Around 2014, then, she got involved in Michael Feinstein’s work with his Great American Songbook
Foundation, which includes a summer intensive academy at his foundation’s home in Indiana. Part of this endeavor, she explains, are high school competitions, which include regionals in cities like Dallas. Winners can then move on to the national competition.
“It’s an amazing, amazing, pretty much life-changing opportunity for the student,” Dowd said. Think of Songbook South as something of a training ground, she says, for those opportunities, but done so with important people from the industry coming to Shreveport.
She aims to bring these industry talents to Songbook South, clinicians who are experienced performers and Broadway talents like Naz Edwards, who’s performed in Broadway shows like “Zorba,” “Phantom of the Opera,” “The Drowsy Chaperone” and “Anna Karenina.”
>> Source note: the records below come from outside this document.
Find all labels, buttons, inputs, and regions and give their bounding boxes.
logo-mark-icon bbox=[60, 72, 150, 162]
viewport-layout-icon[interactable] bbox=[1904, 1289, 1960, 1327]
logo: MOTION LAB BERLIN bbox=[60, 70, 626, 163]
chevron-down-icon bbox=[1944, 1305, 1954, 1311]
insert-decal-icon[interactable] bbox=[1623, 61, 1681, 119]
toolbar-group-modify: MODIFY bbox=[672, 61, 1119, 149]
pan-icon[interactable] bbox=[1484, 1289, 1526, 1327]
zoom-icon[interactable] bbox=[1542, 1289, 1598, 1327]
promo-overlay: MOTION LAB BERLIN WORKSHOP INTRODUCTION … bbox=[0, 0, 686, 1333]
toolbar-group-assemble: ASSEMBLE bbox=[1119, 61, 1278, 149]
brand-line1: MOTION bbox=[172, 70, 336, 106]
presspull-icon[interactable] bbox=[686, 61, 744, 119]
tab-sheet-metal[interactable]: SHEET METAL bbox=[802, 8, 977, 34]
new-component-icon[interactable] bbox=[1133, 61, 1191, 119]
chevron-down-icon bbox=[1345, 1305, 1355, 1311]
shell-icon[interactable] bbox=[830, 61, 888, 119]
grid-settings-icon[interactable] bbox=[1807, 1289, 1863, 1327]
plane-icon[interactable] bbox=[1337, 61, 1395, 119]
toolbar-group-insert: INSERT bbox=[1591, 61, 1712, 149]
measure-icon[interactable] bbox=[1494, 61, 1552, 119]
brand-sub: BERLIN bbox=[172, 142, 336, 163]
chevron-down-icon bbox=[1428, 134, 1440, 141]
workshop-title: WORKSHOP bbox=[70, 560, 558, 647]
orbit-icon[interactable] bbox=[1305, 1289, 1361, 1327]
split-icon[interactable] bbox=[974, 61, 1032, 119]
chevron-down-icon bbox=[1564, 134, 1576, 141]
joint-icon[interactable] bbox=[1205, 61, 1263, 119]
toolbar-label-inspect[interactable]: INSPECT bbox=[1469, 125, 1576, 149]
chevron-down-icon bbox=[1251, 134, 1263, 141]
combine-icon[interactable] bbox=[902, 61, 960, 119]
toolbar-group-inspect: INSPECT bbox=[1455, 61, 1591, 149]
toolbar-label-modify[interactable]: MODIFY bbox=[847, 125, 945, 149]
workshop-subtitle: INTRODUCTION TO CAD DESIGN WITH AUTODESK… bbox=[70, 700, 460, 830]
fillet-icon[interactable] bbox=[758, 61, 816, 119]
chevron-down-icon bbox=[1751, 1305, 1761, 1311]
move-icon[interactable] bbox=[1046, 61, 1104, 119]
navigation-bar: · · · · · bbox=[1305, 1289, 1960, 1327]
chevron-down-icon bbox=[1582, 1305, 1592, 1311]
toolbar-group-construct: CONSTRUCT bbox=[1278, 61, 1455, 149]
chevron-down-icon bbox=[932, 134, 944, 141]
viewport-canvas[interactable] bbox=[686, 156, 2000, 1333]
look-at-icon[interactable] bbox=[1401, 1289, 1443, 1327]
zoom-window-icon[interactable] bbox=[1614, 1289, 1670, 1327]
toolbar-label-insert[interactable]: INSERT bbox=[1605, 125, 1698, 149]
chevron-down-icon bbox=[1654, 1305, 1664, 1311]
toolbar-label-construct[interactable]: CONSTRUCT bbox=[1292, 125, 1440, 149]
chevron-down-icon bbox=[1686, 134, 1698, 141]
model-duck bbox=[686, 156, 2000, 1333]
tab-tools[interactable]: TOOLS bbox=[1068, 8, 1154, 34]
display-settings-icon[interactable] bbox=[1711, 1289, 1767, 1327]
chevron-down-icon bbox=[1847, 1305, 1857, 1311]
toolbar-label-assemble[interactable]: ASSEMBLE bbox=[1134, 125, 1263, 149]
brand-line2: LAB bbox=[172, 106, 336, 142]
Caleb Freeman, the Songbook South high school vocal competition award winner from February, later went on to place second in the nation at the Michael Feinstein Great American Songbook High School Vocal Competition in Carmel, Ind., this past July. As Dowd puts it, they’re already seeing the fruits of their labor at Songbook South.
“These are not local people they would have access to all the time,” Dowd said of the clinicians Songbook South will make available to regional singers. Instead, they’re involved with the Great American Songbook at the national level.
In Shreveport, the organization’s mission also includes the Songbook South Singers, a group of mostly middle and high school singers who perform at regional events. This gives singers active experience with those timeless tunes in the Great American Songbook.
The connections Songbook South establishes between industry pros and the vocal students are valuable, as are the chances for these young performers to be mentored, she explained. “And these people opening up doors for these students that we’ve had,” she said.